Back in March I posted about a Customized USB Drive that I thought was pretty cool. Someone took an el-cheapo USB drive and stuck it inside a Lego brick. In the same post I talked about a quick-and-dirty USB drive mod of my own, the Electrical Tape USB Drive. Basically, it was a clunker I picked up at CES that fell apart, so I removed what was left of the casing and wrapped it all up in electrical tape. Funny thing is, it's so fugly that when I recently forgot it in a school lab it was still there a few days later. Things might have been different had it been a SanDisk Cruzer or Corsair Voyager... or if it didn't have "62.4MB" written on it.
As simple as my electrical tape USB drive mod was, I had a good time making it and decided to come up with another, different USB drive mod. Luckily, I had another USB drive, which I'd also received from CES, but this one was a whopping 512MB - yeah, they make 'em that big these days... Unfortunately, as it were, this one wasn't quite so fragile, and I actually had to punish it thoroughly before I could get the casing off. But I'm getting ahead of myself...

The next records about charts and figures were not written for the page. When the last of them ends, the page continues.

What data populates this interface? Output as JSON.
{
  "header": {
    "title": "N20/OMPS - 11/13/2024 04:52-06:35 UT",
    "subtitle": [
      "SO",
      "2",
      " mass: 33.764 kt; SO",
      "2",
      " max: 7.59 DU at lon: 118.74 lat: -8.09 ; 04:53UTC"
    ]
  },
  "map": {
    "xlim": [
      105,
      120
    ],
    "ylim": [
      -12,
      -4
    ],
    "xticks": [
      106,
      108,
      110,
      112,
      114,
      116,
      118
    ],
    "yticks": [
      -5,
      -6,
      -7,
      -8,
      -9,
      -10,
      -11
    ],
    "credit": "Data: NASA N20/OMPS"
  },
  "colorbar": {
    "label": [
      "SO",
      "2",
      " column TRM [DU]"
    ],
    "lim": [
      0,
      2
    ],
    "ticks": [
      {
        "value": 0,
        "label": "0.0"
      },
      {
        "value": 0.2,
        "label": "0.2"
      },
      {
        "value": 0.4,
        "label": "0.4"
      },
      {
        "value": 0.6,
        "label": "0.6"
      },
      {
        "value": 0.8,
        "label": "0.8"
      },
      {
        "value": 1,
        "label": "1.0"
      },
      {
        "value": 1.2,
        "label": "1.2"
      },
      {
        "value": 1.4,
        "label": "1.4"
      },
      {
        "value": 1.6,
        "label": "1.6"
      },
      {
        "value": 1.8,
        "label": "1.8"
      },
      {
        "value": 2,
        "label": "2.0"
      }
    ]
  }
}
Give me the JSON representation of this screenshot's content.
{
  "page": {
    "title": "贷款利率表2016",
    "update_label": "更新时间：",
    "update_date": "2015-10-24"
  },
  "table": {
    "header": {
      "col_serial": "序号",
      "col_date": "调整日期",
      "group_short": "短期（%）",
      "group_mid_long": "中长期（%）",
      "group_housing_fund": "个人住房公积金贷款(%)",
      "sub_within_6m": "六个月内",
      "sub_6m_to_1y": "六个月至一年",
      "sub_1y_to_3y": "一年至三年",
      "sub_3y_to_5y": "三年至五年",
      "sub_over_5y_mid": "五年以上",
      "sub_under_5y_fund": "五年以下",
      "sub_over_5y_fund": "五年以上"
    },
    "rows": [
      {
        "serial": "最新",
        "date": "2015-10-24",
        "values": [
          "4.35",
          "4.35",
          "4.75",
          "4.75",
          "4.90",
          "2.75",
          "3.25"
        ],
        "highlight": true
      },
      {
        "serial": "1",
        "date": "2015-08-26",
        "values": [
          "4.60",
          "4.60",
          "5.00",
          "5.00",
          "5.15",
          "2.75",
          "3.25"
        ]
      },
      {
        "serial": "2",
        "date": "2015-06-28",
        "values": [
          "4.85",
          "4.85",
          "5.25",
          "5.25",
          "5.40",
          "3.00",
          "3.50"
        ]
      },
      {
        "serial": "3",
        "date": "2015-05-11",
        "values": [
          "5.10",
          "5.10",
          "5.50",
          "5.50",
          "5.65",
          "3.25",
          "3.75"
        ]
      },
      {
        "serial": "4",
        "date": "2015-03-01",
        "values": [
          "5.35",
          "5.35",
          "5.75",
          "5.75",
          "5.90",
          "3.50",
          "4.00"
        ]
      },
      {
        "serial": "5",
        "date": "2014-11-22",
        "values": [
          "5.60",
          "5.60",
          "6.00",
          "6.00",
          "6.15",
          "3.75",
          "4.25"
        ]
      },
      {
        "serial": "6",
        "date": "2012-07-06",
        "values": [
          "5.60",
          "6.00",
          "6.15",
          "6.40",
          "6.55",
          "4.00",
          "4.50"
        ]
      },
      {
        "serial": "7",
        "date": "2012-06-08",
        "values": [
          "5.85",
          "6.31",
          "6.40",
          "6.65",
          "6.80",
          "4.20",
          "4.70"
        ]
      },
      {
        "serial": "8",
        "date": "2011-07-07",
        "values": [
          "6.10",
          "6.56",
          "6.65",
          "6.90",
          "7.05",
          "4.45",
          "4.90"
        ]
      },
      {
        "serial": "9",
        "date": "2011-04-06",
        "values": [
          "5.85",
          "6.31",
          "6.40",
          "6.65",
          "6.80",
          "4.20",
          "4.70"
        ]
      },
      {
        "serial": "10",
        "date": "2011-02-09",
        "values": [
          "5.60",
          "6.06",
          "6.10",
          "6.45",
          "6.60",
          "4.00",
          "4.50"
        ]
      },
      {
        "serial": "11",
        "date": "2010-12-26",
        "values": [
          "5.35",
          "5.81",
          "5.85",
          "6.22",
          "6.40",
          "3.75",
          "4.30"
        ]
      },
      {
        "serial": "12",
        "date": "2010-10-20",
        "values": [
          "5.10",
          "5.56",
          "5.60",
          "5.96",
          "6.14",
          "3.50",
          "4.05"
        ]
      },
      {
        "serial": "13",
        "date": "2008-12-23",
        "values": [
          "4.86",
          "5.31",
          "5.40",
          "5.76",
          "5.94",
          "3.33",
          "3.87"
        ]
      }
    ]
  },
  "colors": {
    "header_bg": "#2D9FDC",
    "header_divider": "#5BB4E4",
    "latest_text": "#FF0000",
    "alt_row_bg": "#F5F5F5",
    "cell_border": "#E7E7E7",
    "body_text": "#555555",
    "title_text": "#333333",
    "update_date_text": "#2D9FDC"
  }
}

In this article I will walk you through Project: Enter the USB from conception to finished product. Step by embarrassing step. No detail spared. So in-depth you'll need a snorkel... Let's get on with it...
Step 1: Getting Started
Once I had successfully freed the USB drive from its lame shell, it was time to think. Whatever am I going to put this little thing inside? And so the search began. I thought about doing a better Lego mod - unoriginal; ChapStick - too thin (I've been informed that somebody else has made a ChapStick USB drive); film canister - too fat; USB cable shell - too short; gutted iPod - too spendy. Hmm... nothing on my desk was really striking me as a great idea. So the search continued. To the closet! As I rummaged through piles of miscellaneous electronics, cables, and computer accessories, I paused as I held an old keyboard in my hand.

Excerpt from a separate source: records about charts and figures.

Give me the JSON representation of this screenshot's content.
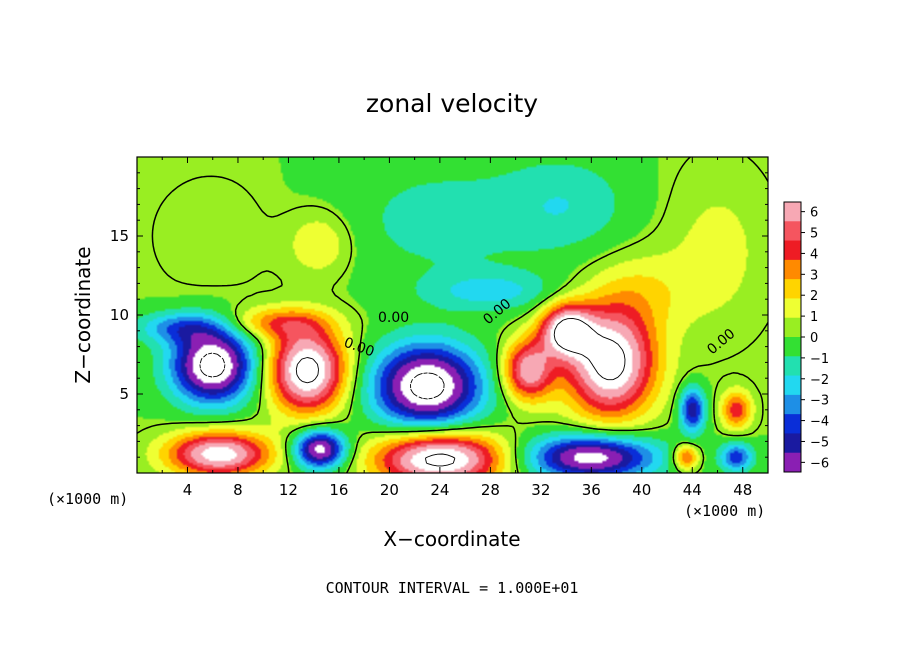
{
  "chart_data": {
    "type": "heatmap",
    "title": "zonal velocity",
    "xlabel": "X−coordinate",
    "ylabel": "Z−coordinate",
    "x_unit": "(×1000 m)",
    "z_unit": "(×1000 m)",
    "xlim": [
      0,
      50
    ],
    "ylim": [
      0,
      20
    ],
    "x_ticks": [
      "4",
      "8",
      "12",
      "16",
      "20",
      "24",
      "28",
      "32",
      "36",
      "40",
      "44",
      "48"
    ],
    "y_ticks": [
      "5",
      "10",
      "15"
    ],
    "colorbar": {
      "min": -6,
      "max": 6,
      "labels": [
        "6",
        "5",
        "4",
        "3",
        "2",
        "1",
        "0",
        "−1",
        "−2",
        "−3",
        "−4",
        "−5",
        "−6"
      ],
      "colors": [
        "#f7a8b4",
        "#f5555f",
        "#ee1c24",
        "#ff8a00",
        "#ffd400",
        "#eeff33",
        "#99ee22",
        "#33e033",
        "#22e0b0",
        "#22d8f0",
        "#1e8fe6",
        "#0a2ed8",
        "#1a1aa0",
        "#8a1fb3"
      ]
    },
    "contour_labels": [
      "0.00",
      "0.00",
      "0.00",
      "0.00"
    ],
    "contour_interval_text": "CONTOUR INTERVAL = 1.000E+01",
    "features": [
      {
        "x": 6.0,
        "z": 6.8,
        "rx": 3.2,
        "rz": 2.3,
        "v": -8
      },
      {
        "x": 13.5,
        "z": 6.5,
        "rx": 3.0,
        "rz": 2.6,
        "v": 8
      },
      {
        "x": 23.0,
        "z": 5.5,
        "rx": 4.2,
        "rz": 2.6,
        "v": -8
      },
      {
        "x": 31.0,
        "z": 6.5,
        "rx": 2.0,
        "rz": 1.9,
        "v": 6
      },
      {
        "x": 34.0,
        "z": 9.0,
        "rx": 2.0,
        "rz": 1.6,
        "v": 7
      },
      {
        "x": 37.5,
        "z": 7.0,
        "rx": 3.5,
        "rz": 3.4,
        "v": 8
      },
      {
        "x": 6.5,
        "z": 1.2,
        "rx": 4.0,
        "rz": 1.4,
        "v": 7
      },
      {
        "x": 14.5,
        "z": 1.5,
        "rx": 2.0,
        "rz": 1.2,
        "v": -7
      },
      {
        "x": 24.0,
        "z": 0.9,
        "rx": 5.0,
        "rz": 1.7,
        "v": 8
      },
      {
        "x": 36.0,
        "z": 1.0,
        "rx": 5.0,
        "rz": 1.4,
        "v": -7
      },
      {
        "x": 44.0,
        "z": 4.0,
        "rx": 1.0,
        "rz": 1.4,
        "v": -5
      },
      {
        "x": 47.5,
        "z": 4.0,
        "rx": 1.2,
        "rz": 1.2,
        "v": 4
      },
      {
        "x": 47.5,
        "z": 1.0,
        "rx": 1.3,
        "rz": 0.9,
        "v": -4
      },
      {
        "x": 43.5,
        "z": 1.0,
        "rx": 1.0,
        "rz": 0.8,
        "v": 4
      },
      {
        "x": 3.5,
        "z": 9.2,
        "rx": 3.5,
        "rz": 1.0,
        "v": -3
      },
      {
        "x": 11.0,
        "z": 9.5,
        "rx": 4.0,
        "rz": 1.0,
        "v": 3
      },
      {
        "x": 14.5,
        "z": 14.5,
        "rx": 2.5,
        "rz": 2.0,
        "v": 1.8
      },
      {
        "x": 28.0,
        "z": 11.5,
        "rx": 5.0,
        "rz": 1.2,
        "v": -2
      },
      {
        "x": 40.0,
        "z": 11.5,
        "rx": 4.0,
        "rz": 2.5,
        "v": 1.5
      },
      {
        "x": 6.0,
        "z": 15.0,
        "rx": 5.0,
        "rz": 4.0,
        "v": 0.5
      },
      {
        "x": 24.0,
        "z": 16.0,
        "rx": 8.0,
        "rz": 4.0,
        "v": -1.2
      },
      {
        "x": 34.0,
        "z": 17.0,
        "rx": 5.0,
        "rz": 3.0,
        "v": -1.5
      },
      {
        "x": 46.0,
        "z": 14.0,
        "rx": 4.0,
        "rz": 5.0,
        "v": 1.2
      }
    ]
  }
}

What to do with a keyboard, though? The PS/2 connection isn't large enough to accommodate the USB drive, and the keyboard is a bit bulky to be useful as a USB drive. Think, Kurtis... Think.
As I stared at the keyboard, I noticed some tasty treats (well, they used to be tasty) peeking at me from between the keys. Gross. Ah, wait a second, the keys! Oh sweet, blessed keys.
There are a decent number of keys on the keyboard which look like they could be just big enough to squeeze a USB drive inside: Tab, Shift, Backspace, Enter, Delete, and +. After careful consideration and a quick coin toss, I decided the Enter key would make the best case for my custom USB drive. It sort of makes sense, after all; "Enter" your USB drive into the USB port, with an arrow to help the less technically inclined. Tab is just plain confusing, with the two arrows pointing in either direction, Backspace and Shift don't sound cool, and +... well, + isn't even a word. Stupid +.
Removing keys from the keyboard is easy enough. Using a small screwdriver you can gently pry them off. In my case, the Enter key had a bar stretched across its width to ensure uniform key presses - I just ripped it off. Enter key removed, I check to see if the USB drive fit... and it did - with a little room to spare.
Before hacking away at the Enter key, I decided to perform a practice run on the Backspace key (I only had one old keyboard to work with and didn't want to ruin it, after all). And I'm glad I did.